That’s why cell phone batteries discharge when it’s cold – digitally


Smartphones don’t like summer heat or the current freezing temperatures. Some devices even switch themselves off when it gets too icy for them, even though the battery is not actually empty. Lithium-ion batteries are built into the mobile phones. They work best at temperatures of ten to 25 degrees Celsius. For example, Apple specifies an operating temperature of zero to 35 degrees Celsius for its iPhones.

Lithium-ion accumulators are batteries in which lithium-ions transport the electrical charge in an electrolyte fluid between the cathode and anode. They have been installed in electronic devices since the early 1990s. The Japanese technology group Sony has developed it for the market.

Cold slows down the electrochemical processes

However, if the ambient temperature is too low or too high, the battery wears out much faster than usual. Because cold slows down the electrochemical processes because the electrolyte liquid becomes more viscous. And that in turn increases the internal resistance. If the cell phone now needs a lot of electricity, the voltage of the battery drops and it comes to a deep discharge, which damages the battery. The precautionary self-shutdown wants to prevent that.

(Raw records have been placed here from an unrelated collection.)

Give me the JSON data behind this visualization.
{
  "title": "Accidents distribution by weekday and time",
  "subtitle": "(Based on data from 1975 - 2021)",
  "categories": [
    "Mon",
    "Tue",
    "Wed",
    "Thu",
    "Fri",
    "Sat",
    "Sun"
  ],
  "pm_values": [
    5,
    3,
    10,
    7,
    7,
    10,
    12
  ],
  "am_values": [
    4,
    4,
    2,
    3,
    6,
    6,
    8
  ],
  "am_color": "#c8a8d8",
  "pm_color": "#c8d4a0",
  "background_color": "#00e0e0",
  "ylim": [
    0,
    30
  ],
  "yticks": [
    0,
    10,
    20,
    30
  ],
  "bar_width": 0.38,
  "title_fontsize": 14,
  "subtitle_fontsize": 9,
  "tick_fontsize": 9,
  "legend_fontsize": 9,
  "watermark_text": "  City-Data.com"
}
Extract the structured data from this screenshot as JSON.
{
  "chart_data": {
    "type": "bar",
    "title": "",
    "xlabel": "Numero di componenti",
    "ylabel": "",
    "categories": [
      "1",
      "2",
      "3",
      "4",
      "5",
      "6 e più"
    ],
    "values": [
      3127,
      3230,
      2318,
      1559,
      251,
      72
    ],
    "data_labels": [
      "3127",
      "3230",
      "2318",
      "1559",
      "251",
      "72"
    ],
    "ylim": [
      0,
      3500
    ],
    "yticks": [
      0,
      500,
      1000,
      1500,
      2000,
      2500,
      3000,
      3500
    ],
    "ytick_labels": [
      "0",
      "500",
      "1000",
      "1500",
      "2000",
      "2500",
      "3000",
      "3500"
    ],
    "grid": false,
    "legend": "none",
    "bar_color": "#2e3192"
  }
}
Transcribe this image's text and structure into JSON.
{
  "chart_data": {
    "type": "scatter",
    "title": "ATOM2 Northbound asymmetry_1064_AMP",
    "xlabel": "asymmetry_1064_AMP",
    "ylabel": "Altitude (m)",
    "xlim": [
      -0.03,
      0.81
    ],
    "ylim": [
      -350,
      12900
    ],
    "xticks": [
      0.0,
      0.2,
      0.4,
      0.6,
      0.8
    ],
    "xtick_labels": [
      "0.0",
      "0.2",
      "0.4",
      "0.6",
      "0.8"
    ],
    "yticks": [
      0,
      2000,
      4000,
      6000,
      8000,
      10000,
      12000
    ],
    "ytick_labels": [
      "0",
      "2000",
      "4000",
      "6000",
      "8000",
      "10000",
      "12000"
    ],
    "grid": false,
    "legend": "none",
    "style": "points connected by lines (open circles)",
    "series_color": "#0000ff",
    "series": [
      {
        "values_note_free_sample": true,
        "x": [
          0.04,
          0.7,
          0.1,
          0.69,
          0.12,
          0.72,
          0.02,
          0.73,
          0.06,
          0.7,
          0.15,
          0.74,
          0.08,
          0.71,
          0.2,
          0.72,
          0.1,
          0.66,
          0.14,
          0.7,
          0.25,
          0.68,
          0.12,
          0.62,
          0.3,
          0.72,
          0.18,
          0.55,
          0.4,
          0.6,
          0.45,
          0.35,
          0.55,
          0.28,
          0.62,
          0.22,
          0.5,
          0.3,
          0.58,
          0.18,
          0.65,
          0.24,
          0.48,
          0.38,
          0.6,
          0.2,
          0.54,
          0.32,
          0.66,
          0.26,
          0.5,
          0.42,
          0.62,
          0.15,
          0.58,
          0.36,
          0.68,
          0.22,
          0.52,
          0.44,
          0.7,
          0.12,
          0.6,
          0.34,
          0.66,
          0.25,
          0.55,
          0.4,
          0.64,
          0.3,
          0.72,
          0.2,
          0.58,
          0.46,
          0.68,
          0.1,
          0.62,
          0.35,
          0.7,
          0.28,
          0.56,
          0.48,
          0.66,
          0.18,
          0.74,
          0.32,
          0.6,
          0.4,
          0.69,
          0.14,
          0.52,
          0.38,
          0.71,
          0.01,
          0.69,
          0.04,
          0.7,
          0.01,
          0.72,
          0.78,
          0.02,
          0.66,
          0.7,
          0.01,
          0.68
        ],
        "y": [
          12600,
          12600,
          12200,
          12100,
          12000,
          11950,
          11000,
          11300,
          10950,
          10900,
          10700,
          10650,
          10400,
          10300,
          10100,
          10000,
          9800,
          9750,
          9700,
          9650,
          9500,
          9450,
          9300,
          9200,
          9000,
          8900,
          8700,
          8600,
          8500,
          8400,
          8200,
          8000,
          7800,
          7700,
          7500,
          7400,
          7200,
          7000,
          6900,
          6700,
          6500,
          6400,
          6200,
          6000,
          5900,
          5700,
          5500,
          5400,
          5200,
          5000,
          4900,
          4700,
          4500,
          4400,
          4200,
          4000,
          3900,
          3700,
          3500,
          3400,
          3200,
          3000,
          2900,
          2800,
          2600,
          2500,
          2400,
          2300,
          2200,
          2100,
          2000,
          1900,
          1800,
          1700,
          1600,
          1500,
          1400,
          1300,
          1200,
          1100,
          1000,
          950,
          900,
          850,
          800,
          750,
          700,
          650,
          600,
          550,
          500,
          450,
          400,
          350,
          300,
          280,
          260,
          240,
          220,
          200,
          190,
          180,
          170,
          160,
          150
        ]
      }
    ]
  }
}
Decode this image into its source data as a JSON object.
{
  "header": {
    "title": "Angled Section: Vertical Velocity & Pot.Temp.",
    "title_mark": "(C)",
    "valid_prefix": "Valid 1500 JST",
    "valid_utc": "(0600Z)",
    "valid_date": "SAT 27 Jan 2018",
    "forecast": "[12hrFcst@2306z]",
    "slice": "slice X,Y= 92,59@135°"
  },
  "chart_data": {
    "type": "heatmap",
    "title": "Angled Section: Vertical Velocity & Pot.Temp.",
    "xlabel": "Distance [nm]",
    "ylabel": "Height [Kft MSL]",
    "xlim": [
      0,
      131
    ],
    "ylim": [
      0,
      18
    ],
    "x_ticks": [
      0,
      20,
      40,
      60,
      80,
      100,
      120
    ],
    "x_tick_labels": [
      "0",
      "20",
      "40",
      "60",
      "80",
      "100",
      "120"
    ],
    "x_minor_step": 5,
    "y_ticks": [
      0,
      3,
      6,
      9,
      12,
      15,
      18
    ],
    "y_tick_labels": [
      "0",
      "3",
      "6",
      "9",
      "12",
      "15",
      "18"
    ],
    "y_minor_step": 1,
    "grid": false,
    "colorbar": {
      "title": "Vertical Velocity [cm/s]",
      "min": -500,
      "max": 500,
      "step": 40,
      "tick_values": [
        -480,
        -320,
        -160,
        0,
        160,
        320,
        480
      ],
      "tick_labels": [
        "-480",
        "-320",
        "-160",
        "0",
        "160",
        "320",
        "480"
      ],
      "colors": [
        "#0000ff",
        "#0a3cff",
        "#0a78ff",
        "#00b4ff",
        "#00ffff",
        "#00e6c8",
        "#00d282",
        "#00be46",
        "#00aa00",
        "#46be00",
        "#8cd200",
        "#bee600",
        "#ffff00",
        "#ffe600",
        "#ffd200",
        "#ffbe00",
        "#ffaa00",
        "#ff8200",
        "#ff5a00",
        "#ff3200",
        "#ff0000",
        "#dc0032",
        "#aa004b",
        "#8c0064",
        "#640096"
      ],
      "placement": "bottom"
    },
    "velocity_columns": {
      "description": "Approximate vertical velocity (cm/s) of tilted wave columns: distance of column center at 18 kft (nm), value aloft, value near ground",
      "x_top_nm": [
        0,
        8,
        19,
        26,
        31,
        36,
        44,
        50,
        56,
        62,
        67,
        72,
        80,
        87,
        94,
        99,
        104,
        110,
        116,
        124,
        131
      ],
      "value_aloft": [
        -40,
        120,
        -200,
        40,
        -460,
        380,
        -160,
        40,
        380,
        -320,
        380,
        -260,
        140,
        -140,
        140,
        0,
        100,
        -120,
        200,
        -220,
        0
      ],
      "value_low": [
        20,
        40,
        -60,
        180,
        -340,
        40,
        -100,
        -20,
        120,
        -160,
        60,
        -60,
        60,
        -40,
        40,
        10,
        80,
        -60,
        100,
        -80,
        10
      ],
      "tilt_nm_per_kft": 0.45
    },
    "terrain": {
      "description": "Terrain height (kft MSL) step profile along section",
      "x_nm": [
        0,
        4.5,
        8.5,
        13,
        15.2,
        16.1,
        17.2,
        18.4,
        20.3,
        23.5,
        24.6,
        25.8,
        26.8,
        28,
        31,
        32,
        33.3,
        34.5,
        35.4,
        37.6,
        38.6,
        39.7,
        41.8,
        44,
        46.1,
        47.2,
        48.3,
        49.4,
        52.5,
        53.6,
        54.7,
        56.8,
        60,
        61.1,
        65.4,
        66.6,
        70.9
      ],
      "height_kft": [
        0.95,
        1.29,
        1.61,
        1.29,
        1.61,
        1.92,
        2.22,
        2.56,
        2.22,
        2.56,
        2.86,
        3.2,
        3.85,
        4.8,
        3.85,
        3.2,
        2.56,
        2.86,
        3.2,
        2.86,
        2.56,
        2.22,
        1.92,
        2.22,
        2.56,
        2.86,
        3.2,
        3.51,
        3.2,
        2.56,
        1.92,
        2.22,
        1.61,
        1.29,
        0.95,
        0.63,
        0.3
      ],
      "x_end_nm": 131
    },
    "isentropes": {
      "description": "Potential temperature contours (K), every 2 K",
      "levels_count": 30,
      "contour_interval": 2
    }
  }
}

The phenomenon can particularly affect older devices with frequently recharged power storage systems. Lithium-ion batteries can handle between 1000 and 3000 charging cycles without any loss of performance. However, the batteries age. Damage to the structure then ensures that the electrical voltage drops abruptly when it is cold. If, on the other hand, it is very hot, this accelerates the processes in the lithium-ion battery. Temperatures of 40 degrees Celsius make it age up to three times faster.

So if you take your smartphone outside when it’s below freezing, it’s best to carry it close to your body and make calls with a headset.